La Muerte era misericordiosa, después de todo, pero la vida de un esclavo era cruel.
Lentamente, el resto asintió con la cabeza, y el príncipe la bajó.
Los rostros de los Oráculos cambiaron sutilmente.
Eventualmente, la vieja bruja habló:
—Cada uno de ustedes tendrá una tarea propia. Una gran tarea… una tarea terrible. Una tarea que debe ser cumplida a toda costa. Nosotros somos el Oráculo, y vemos el destino. Y así, les ofrecemos como sacrificio al destino. Avancen y sumerjan al mundo en ícor como retribución por la sangre de nuestro pueblo que no ha sido derramada hoy, pero que pintará el mar de rojo mañana.
Los vientos fuera del templo aullaban mientras la mujer se volvía para mirar al erudito hechizante.
—Hechicera Aletheia, la Filósofa. Tu tarea es buscar la verdad. Avanza y revela las mentiras de los dioses. Encontrarás su debilidad y enseñarás a los demás cómo traer la ruina.
La pequeña niña miró al hombre delgado de ropa elegante.
—Aemedon el Escultor, el Modelador de Piedra. Construirás la trampa para los dioses… Serás el heraldo de la verdad que Aletheia aprenda y la llevarás a aquellos que deben escuchar. Para dar forma a sus corazones en lápidas y construir los muros de la trampa a partir de esa piedra.
La mujer se inclinó hacia adelante, sus rasgos retorciéndose de dolor.
—Príncipe Eurys… hijo mío. Perdóname. Tu tarea es la más amarga de todas…
El joven príncipe iba a convertirse en un esclavo.
El poeta ciego iba a perderse en ilusiones…
La mujer que llevaba una piel de ciervo sobre sus hombros escuchaba lo que el Oráculo ordenaba a los otros, su expresión volviéndose sombría y pálida. La tarea encomendada al joven, Auro, era especialmente agobiante.

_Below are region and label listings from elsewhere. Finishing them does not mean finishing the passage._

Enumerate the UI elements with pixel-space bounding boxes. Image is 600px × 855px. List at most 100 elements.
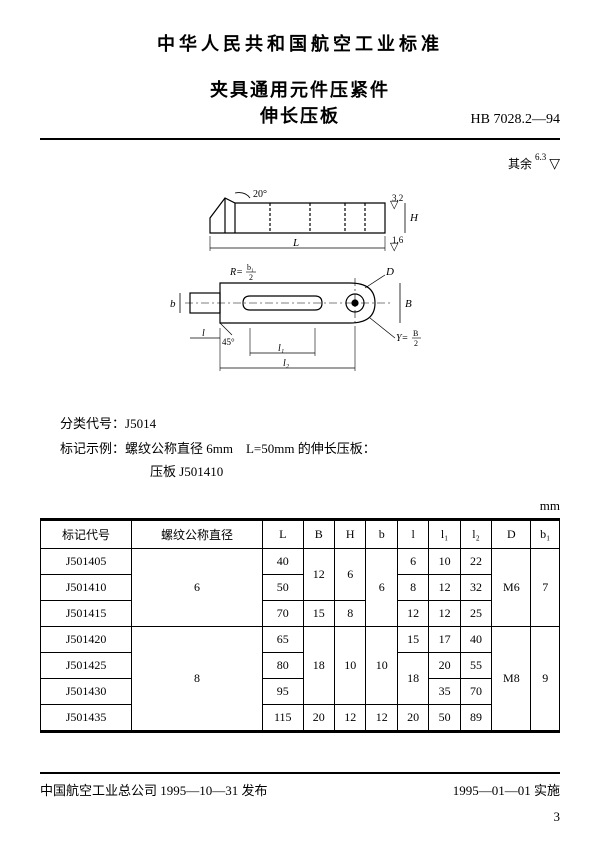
cell: 22	[460, 549, 491, 575]
dim-l2: l₂	[283, 358, 290, 369]
th-code: 标记代号	[41, 521, 132, 549]
cell: J501435	[41, 705, 132, 731]
cell: 15	[397, 627, 428, 653]
triangle-icon: ▽	[390, 241, 399, 253]
cell: J501410	[41, 575, 132, 601]
cell: 40	[460, 627, 491, 653]
dim-angle2: 45°	[222, 337, 235, 347]
unit-label: mm	[40, 498, 560, 514]
cell: J501420	[41, 627, 132, 653]
divider-bottom	[40, 772, 560, 774]
cell: 20	[303, 705, 334, 731]
th-l: l	[397, 521, 428, 549]
table-row: J501405 6 40 12 6 6 6 10 22 M6 7	[41, 549, 560, 575]
subtitle-1: 夹具通用元件压紧件	[40, 76, 560, 102]
cell: 12	[335, 705, 366, 731]
dim-angle1: 20°	[253, 189, 267, 200]
subtitle-block: 夹具通用元件压紧件 伸长压板 HB 7028.2—94	[40, 76, 560, 128]
th-H: H	[335, 521, 366, 549]
cell: 18	[303, 627, 334, 705]
spec-table: 标记代号 螺纹公称直径 L B H b l l₁ l₂ D b₁ J501405…	[40, 518, 560, 733]
cell: M8	[492, 627, 531, 731]
technical-drawing: 20° 3.2 ▽ 1.6 ▽ H L R= b₁	[150, 183, 450, 383]
classification-label: 分类代号：	[60, 416, 125, 431]
cell: 7	[531, 549, 560, 627]
cell: 70	[460, 679, 491, 705]
table-row: J501425 80 18 20 55	[41, 653, 560, 679]
cell: 55	[460, 653, 491, 679]
cell: 6	[397, 549, 428, 575]
footer-publish: 中国航空工业总公司 1995—10—31 发布	[40, 780, 268, 799]
cell: M6	[492, 549, 531, 627]
cell: 20	[429, 653, 460, 679]
cell: 35	[429, 679, 460, 705]
cell: 32	[460, 575, 491, 601]
cell: 12	[429, 601, 460, 627]
marking-example: 标记示例：螺纹公称直径 6mm L=50mm 的伸长压板：	[60, 438, 560, 457]
dim-D: D	[385, 266, 394, 278]
th-D: D	[492, 521, 531, 549]
dim-Y-bot: 2	[414, 339, 418, 348]
cell: 6	[132, 549, 263, 627]
dim-R-top: b₁	[247, 263, 254, 272]
cell: 12	[366, 705, 397, 731]
cell: 12	[429, 575, 460, 601]
standard-org-title: 中华人民共和国航空工业标准	[40, 30, 560, 56]
cell: 17	[429, 627, 460, 653]
surface-value: 6.3	[535, 152, 546, 162]
cell: 89	[460, 705, 491, 731]
cell: 12	[397, 601, 428, 627]
dim-L: L	[292, 237, 299, 249]
surface-finish-note: 其余 6.3 ▽	[40, 155, 560, 173]
triangle-icon: ▽	[549, 156, 560, 173]
cell: 12	[303, 549, 334, 601]
marking-example-code: 压板 J501410	[150, 461, 560, 480]
cell: 65	[262, 627, 303, 653]
cell: 10	[429, 549, 460, 575]
th-l1: l₁	[429, 521, 460, 549]
page-number: 3	[40, 809, 560, 825]
cell: 10	[335, 627, 366, 705]
cell: 6	[366, 549, 397, 627]
cell: 9	[531, 627, 560, 731]
dim-Y-top: B	[413, 329, 418, 338]
cell: 50	[429, 705, 460, 731]
cell: 6	[335, 549, 366, 601]
table-row: J501420 8 65 18 10 10 15 17 40 M8 9	[41, 627, 560, 653]
divider-top	[40, 138, 560, 140]
th-b1: b₁	[531, 521, 560, 549]
cell: 8	[397, 575, 428, 601]
dim-b: b	[170, 298, 176, 310]
cell: 80	[262, 653, 303, 679]
cell: J501415	[41, 601, 132, 627]
cell: 50	[262, 575, 303, 601]
cell: 15	[303, 601, 334, 627]
cell: 40	[262, 549, 303, 575]
table-row: J501410 50 8 12 32	[41, 575, 560, 601]
table-row: J501415 70 15 8 12 12 25	[41, 601, 560, 627]
th-L: L	[262, 521, 303, 549]
cell: 8	[132, 627, 263, 731]
dim-l1: l₁	[278, 343, 284, 354]
table-row: J501435 115 20 12 12 20 50 89	[41, 705, 560, 731]
cell: 25	[460, 601, 491, 627]
cell: 70	[262, 601, 303, 627]
cell: 10	[366, 627, 397, 705]
cell: 115	[262, 705, 303, 731]
surface-label: 其余	[508, 157, 532, 171]
triangle-icon: ▽	[390, 199, 399, 211]
standard-code: HB 7028.2—94	[471, 112, 560, 128]
dim-H: H	[409, 212, 419, 224]
cell: 20	[397, 705, 428, 731]
th-B: B	[303, 521, 334, 549]
dim-R-bot: 2	[249, 273, 253, 282]
table-header-row: 标记代号 螺纹公称直径 L B H b l l₁ l₂ D b₁	[41, 521, 560, 549]
cell: J501405	[41, 549, 132, 575]
footer-effective: 1995—01—01 实施	[453, 780, 560, 799]
classification-value: J5014	[125, 416, 156, 431]
dim-B: B	[405, 298, 412, 310]
cell: J501430	[41, 679, 132, 705]
cell: 8	[335, 601, 366, 627]
footer: 中国航空工业总公司 1995—10—31 发布 1995—01—01 实施 3	[40, 772, 560, 825]
table-row: J501430 95 35 70	[41, 679, 560, 705]
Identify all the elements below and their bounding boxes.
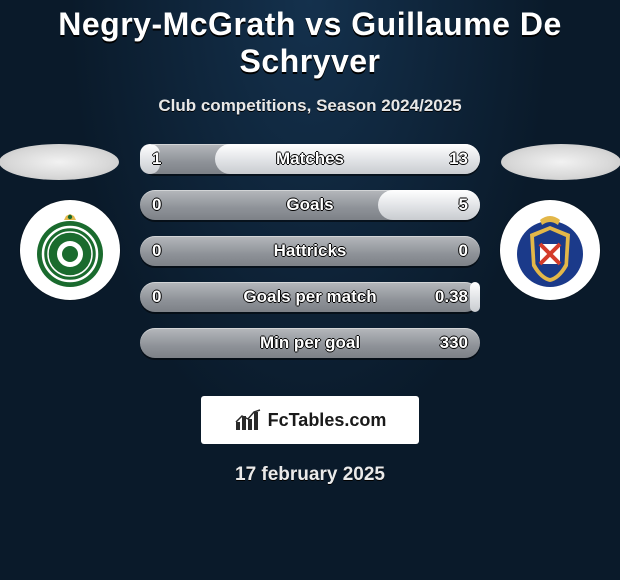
comparison-date: 17 february 2025 [0,464,620,486]
stat-value-right: 0.38 [435,282,468,312]
brand-box: FcTables.com [201,396,419,444]
brand-text: FcTables.com [268,410,387,431]
club-crest-left-svg [30,210,110,290]
stat-value-left: 0 [152,236,161,266]
comparison-subtitle: Club competitions, Season 2024/2025 [0,96,620,116]
stat-bar: 0 0.38 Goals per match [140,282,480,312]
stat-bar-fill-right [470,282,480,312]
bar-chart-icon [234,408,262,432]
stat-value-left: 0 [152,282,161,312]
stat-bar: 0 5 Goals [140,190,480,220]
stat-bar: 330 Min per goal [140,328,480,358]
player-right-ellipse [501,144,620,180]
stat-label: Goals [286,195,333,215]
stat-bars: 1 13 Matches 0 5 Goals 0 0 Hattricks 0 0.38 Goals p… [140,144,480,374]
club-crest-left [20,200,120,300]
club-crest-right [500,200,600,300]
stat-value-left: 1 [152,144,161,174]
stat-bar: 1 13 Matches [140,144,480,174]
stat-value-right: 5 [459,190,468,220]
stat-bar-fill-right [215,144,480,174]
stat-label: Min per goal [260,333,360,353]
player-left-ellipse [0,144,119,180]
stat-bar: 0 0 Hattricks [140,236,480,266]
stat-value-left: 0 [152,190,161,220]
comparison-arena: 1 13 Matches 0 5 Goals 0 0 Hattricks 0 0.38 Goals p… [0,144,620,384]
stat-value-right: 0 [459,236,468,266]
stat-label: Hattricks [274,241,347,261]
stat-label: Matches [276,149,344,169]
stat-value-right: 13 [449,144,468,174]
club-crest-right-svg [510,210,590,290]
stat-label: Goals per match [243,287,376,307]
stat-value-right: 330 [440,328,468,358]
comparison-title: Negry-McGrath vs Guillaume De Schryver [0,0,620,80]
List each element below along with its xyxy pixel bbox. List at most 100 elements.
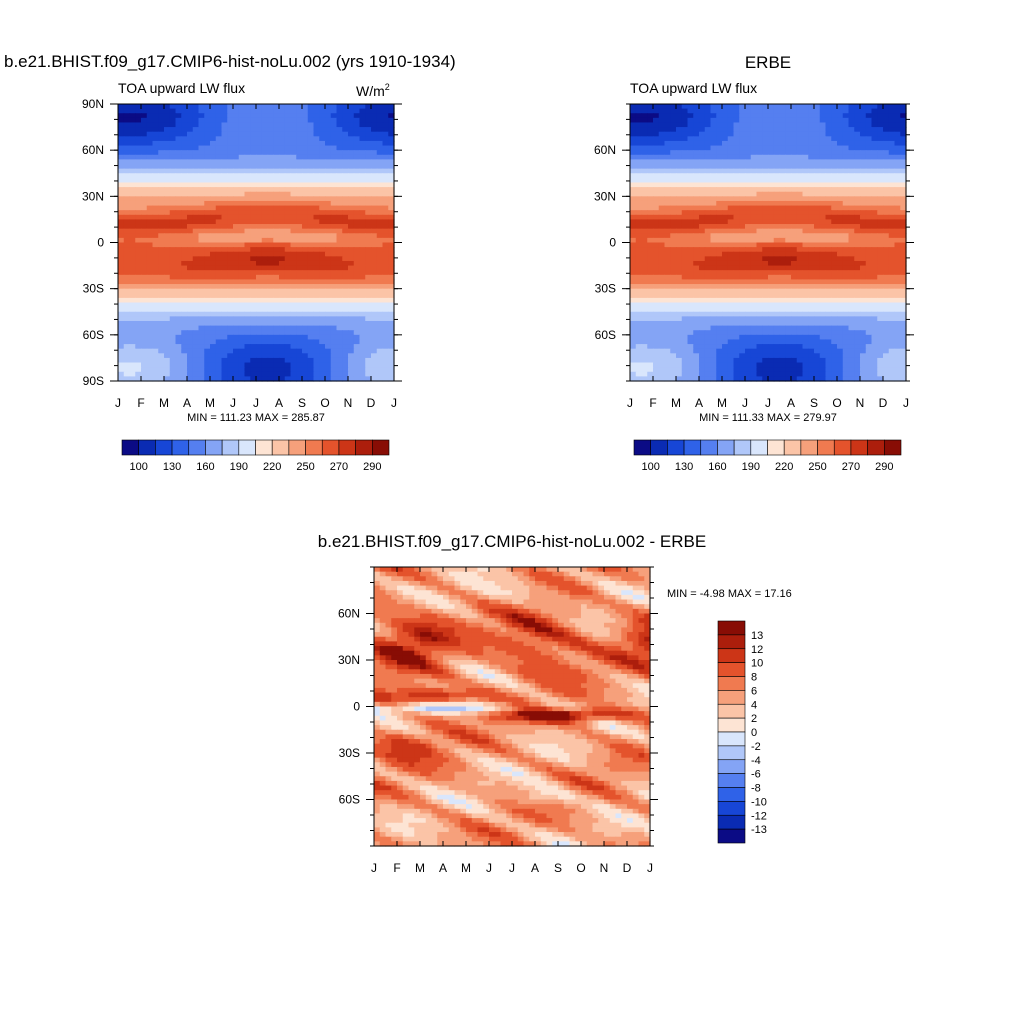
field-cell	[757, 118, 763, 123]
field-cell	[722, 279, 728, 284]
field-cell	[187, 187, 193, 192]
field-cell	[377, 326, 383, 331]
field-cell	[642, 233, 648, 238]
field-cell	[803, 127, 809, 132]
field-cell	[331, 243, 337, 248]
field-cell	[682, 146, 688, 151]
field-cell	[659, 141, 665, 146]
field-cell	[210, 349, 216, 354]
field-cell	[820, 136, 826, 141]
field-cell	[239, 270, 245, 275]
field-cell	[889, 196, 895, 201]
field-cell	[883, 187, 889, 192]
field-cell	[688, 252, 694, 257]
field-cell	[245, 224, 251, 229]
field-cell	[676, 247, 682, 252]
field-cell	[296, 164, 302, 169]
field-cell	[716, 178, 722, 183]
field-cell	[216, 312, 222, 317]
field-cell	[872, 233, 878, 238]
field-cell	[377, 118, 383, 123]
field-cell	[791, 201, 797, 206]
field-cell	[843, 201, 849, 206]
field-cell	[130, 182, 136, 187]
x-tick-label: O	[320, 396, 329, 410]
field-cell	[693, 132, 699, 137]
field-cell	[153, 252, 159, 257]
field-cell	[176, 164, 182, 169]
field-cell	[780, 261, 786, 266]
field-cell	[210, 136, 216, 141]
field-cell	[843, 178, 849, 183]
field-cell	[118, 206, 124, 211]
field-cell	[774, 270, 780, 275]
field-cell	[296, 219, 302, 224]
field-cell	[797, 182, 803, 187]
field-cell	[147, 178, 153, 183]
field-cell	[170, 298, 176, 303]
field-cell	[768, 210, 774, 215]
field-cell	[158, 132, 164, 137]
field-cell	[170, 367, 176, 372]
field-cell	[762, 169, 768, 174]
field-cell	[164, 326, 170, 331]
field-cell	[734, 284, 740, 289]
field-cell	[291, 349, 297, 354]
field-cell	[187, 363, 193, 368]
field-cell	[365, 196, 371, 201]
field-cell	[762, 247, 768, 252]
field-cell	[883, 210, 889, 215]
field-cell	[291, 353, 297, 358]
field-cell	[256, 298, 262, 303]
field-cell	[693, 178, 699, 183]
field-cell	[791, 229, 797, 234]
field-cell	[176, 339, 182, 344]
field-cell	[371, 215, 377, 220]
field-cell	[273, 196, 279, 201]
x-tick-label: M	[159, 396, 169, 410]
field-cell	[803, 159, 809, 164]
field-cell	[814, 178, 820, 183]
field-cell	[164, 307, 170, 312]
field-cell	[337, 243, 343, 248]
field-cell	[636, 229, 642, 234]
field-cell	[826, 266, 832, 271]
field-cell	[808, 289, 814, 294]
field-cell	[250, 150, 256, 155]
field-cell	[699, 279, 705, 284]
field-cell	[642, 159, 648, 164]
field-cell	[181, 279, 187, 284]
field-cell	[711, 243, 717, 248]
field-cell	[135, 141, 141, 146]
field-cell	[354, 307, 360, 312]
field-cell	[285, 307, 291, 312]
field-cell	[227, 201, 233, 206]
field-cell	[722, 178, 728, 183]
field-cell	[895, 256, 901, 261]
field-cell	[130, 321, 136, 326]
colorbar-swatch	[272, 440, 289, 455]
field-cell	[141, 132, 147, 137]
field-cell	[872, 270, 878, 275]
field-cell	[739, 279, 745, 284]
field-cell	[797, 178, 803, 183]
field-cell	[757, 173, 763, 178]
field-cell	[135, 363, 141, 368]
field-cell	[210, 146, 216, 151]
field-cell	[262, 173, 268, 178]
field-cell	[342, 303, 348, 308]
field-cell	[141, 122, 147, 127]
field-cell	[250, 187, 256, 192]
field-cell	[245, 122, 251, 127]
field-cell	[831, 233, 837, 238]
field-cell	[118, 192, 124, 197]
field-cell	[279, 196, 285, 201]
field-cell	[722, 141, 728, 146]
field-cell	[734, 252, 740, 257]
field-cell	[371, 238, 377, 243]
field-cell	[331, 233, 337, 238]
field-cell	[803, 243, 809, 248]
field-cell	[705, 182, 711, 187]
field-cell	[682, 118, 688, 123]
field-cell	[682, 266, 688, 271]
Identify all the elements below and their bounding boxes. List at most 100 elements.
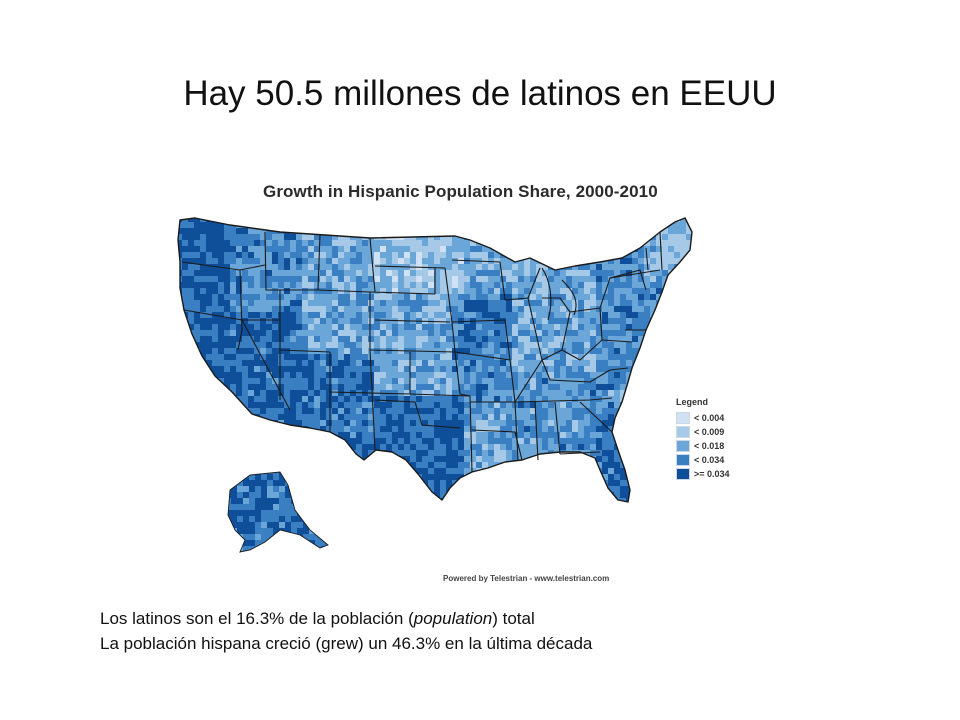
county-cell xyxy=(178,438,183,445)
county-cell xyxy=(512,456,519,463)
county-cell xyxy=(237,474,244,481)
county-cell xyxy=(518,252,525,259)
county-cell xyxy=(488,366,495,373)
county-cell xyxy=(452,288,459,295)
county-cell xyxy=(200,240,207,247)
county-cell xyxy=(560,360,567,367)
county-cell xyxy=(584,414,591,421)
county-cell xyxy=(452,366,459,373)
county-cell xyxy=(266,426,273,433)
county-cell xyxy=(560,372,567,379)
county-cell xyxy=(644,228,651,235)
county-cell xyxy=(638,366,645,373)
county-cell xyxy=(572,480,579,487)
county-cell xyxy=(314,408,321,415)
county-cell xyxy=(446,360,453,367)
county-cell xyxy=(194,480,201,487)
county-cell xyxy=(297,522,304,529)
county-cell xyxy=(374,264,381,271)
county-cell xyxy=(428,462,435,469)
county-cell xyxy=(500,218,507,223)
county-cell xyxy=(596,330,603,337)
county-cell xyxy=(674,282,681,289)
county-cell xyxy=(386,270,393,277)
county-cell xyxy=(290,330,297,337)
county-cell xyxy=(542,456,549,463)
county-cell xyxy=(326,456,333,463)
county-cell xyxy=(296,486,303,493)
county-cell xyxy=(464,492,471,499)
county-cell xyxy=(254,330,261,337)
county-cell xyxy=(170,426,176,432)
county-cell xyxy=(272,444,279,451)
county-cell xyxy=(578,282,585,289)
county-cell xyxy=(314,402,321,409)
county-cell xyxy=(662,414,669,421)
county-cell xyxy=(416,324,423,331)
county-cell xyxy=(302,240,309,247)
county-cell xyxy=(482,210,488,216)
county-cell xyxy=(656,492,663,499)
county-cell xyxy=(410,366,417,373)
county-cell xyxy=(284,210,290,216)
county-cell xyxy=(464,348,471,355)
county-cell xyxy=(200,228,207,235)
county-cell xyxy=(602,336,609,343)
county-cell xyxy=(338,396,345,403)
county-cell xyxy=(248,420,255,427)
county-cell xyxy=(668,408,675,415)
legend-item: >= 0.034 xyxy=(676,467,776,480)
county-cell xyxy=(380,318,387,325)
county-cell xyxy=(536,318,543,325)
county-cell xyxy=(249,498,256,505)
county-cell xyxy=(303,498,310,505)
county-cell xyxy=(332,438,339,445)
county-cell xyxy=(170,264,176,270)
county-cell xyxy=(182,306,189,313)
county-cell xyxy=(338,498,345,502)
county-cell xyxy=(458,306,465,313)
county-cell xyxy=(279,534,286,541)
county-cell xyxy=(512,324,519,331)
county-cell xyxy=(548,354,555,361)
county-cell xyxy=(368,222,375,229)
county-cell xyxy=(206,264,213,271)
county-cell xyxy=(182,348,189,355)
county-cell xyxy=(638,444,645,451)
county-cell xyxy=(518,330,525,337)
county-cell xyxy=(188,252,195,259)
county-cell xyxy=(344,468,351,475)
county-cell xyxy=(272,354,279,361)
county-cell xyxy=(422,336,429,343)
county-cell xyxy=(542,294,549,301)
county-cell xyxy=(470,462,477,469)
county-cell xyxy=(224,342,231,349)
county-cell xyxy=(416,282,423,289)
county-cell xyxy=(656,456,663,463)
county-cell xyxy=(218,218,225,223)
county-cell xyxy=(327,510,328,517)
county-cell xyxy=(638,288,645,295)
county-cell xyxy=(542,432,549,439)
county-cell xyxy=(614,432,621,439)
county-cell xyxy=(350,218,357,223)
county-cell xyxy=(590,474,597,481)
county-cell xyxy=(518,426,525,433)
county-cell xyxy=(644,378,651,385)
county-cell xyxy=(249,516,256,523)
county-cell xyxy=(452,474,459,481)
county-cell xyxy=(380,300,387,307)
county-cell xyxy=(200,270,207,277)
county-cell xyxy=(692,354,698,360)
county-cell xyxy=(194,468,201,475)
county-cell xyxy=(488,444,495,451)
county-cell xyxy=(452,294,459,301)
county-cell xyxy=(236,390,243,397)
county-cell xyxy=(536,222,543,229)
county-cell xyxy=(494,330,501,337)
county-cell xyxy=(524,444,531,451)
county-cell xyxy=(284,444,291,451)
county-cell xyxy=(404,468,411,475)
county-cell xyxy=(578,438,585,445)
county-cell xyxy=(566,474,573,481)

Se estremeció cuando la pequeña niña pronunció las terribles palabras.
Eventualmente, sin embargo, el Oráculo guardó silencio y despidió a los demás.
Ella fue la única que quedó.
La mujer levantó ligeramente el mentón.
—¿Y qué hay de mí, entonces? ¿Cuál es la tarea que debo cumplir?
A pesar de sus preguntas, el oráculo mantuvo silencio.
Después de un rato, la vieja bruja dejó escapar un largo suspiro, tan antiguo y frágil que parecía que caería en pedazos en el siguiente momento.
Su voz sonaba ronca, cansada… y asustada.
—Tú… oh, valiente cazadora. Tu tarea es la más grave. Tu tarea es la más importante de todas, así como la más temida.
La pequeña niña continuó:
—Nosotros los del Oráculo hemos presenciado el destino. Y usando el destino, trazamos un curso para los Nueve. Sin embargo… hay un ser que conoce el destino mucho mejor que nosotros; que es mucho más hábil en torcer sus cuerdas que nosotros. Ese ser es tu mayor enemigo. Y así, la tarea que debes cumplir es derribar a ese enemigo.
El tercer Oráculo tembló, luego se inclinó hacia adelante y dijo en un tono de resolución despiadada:
—Mata a Tejedor, el Demonio del Destino. Ese es tu destino, y lo que debes hacer.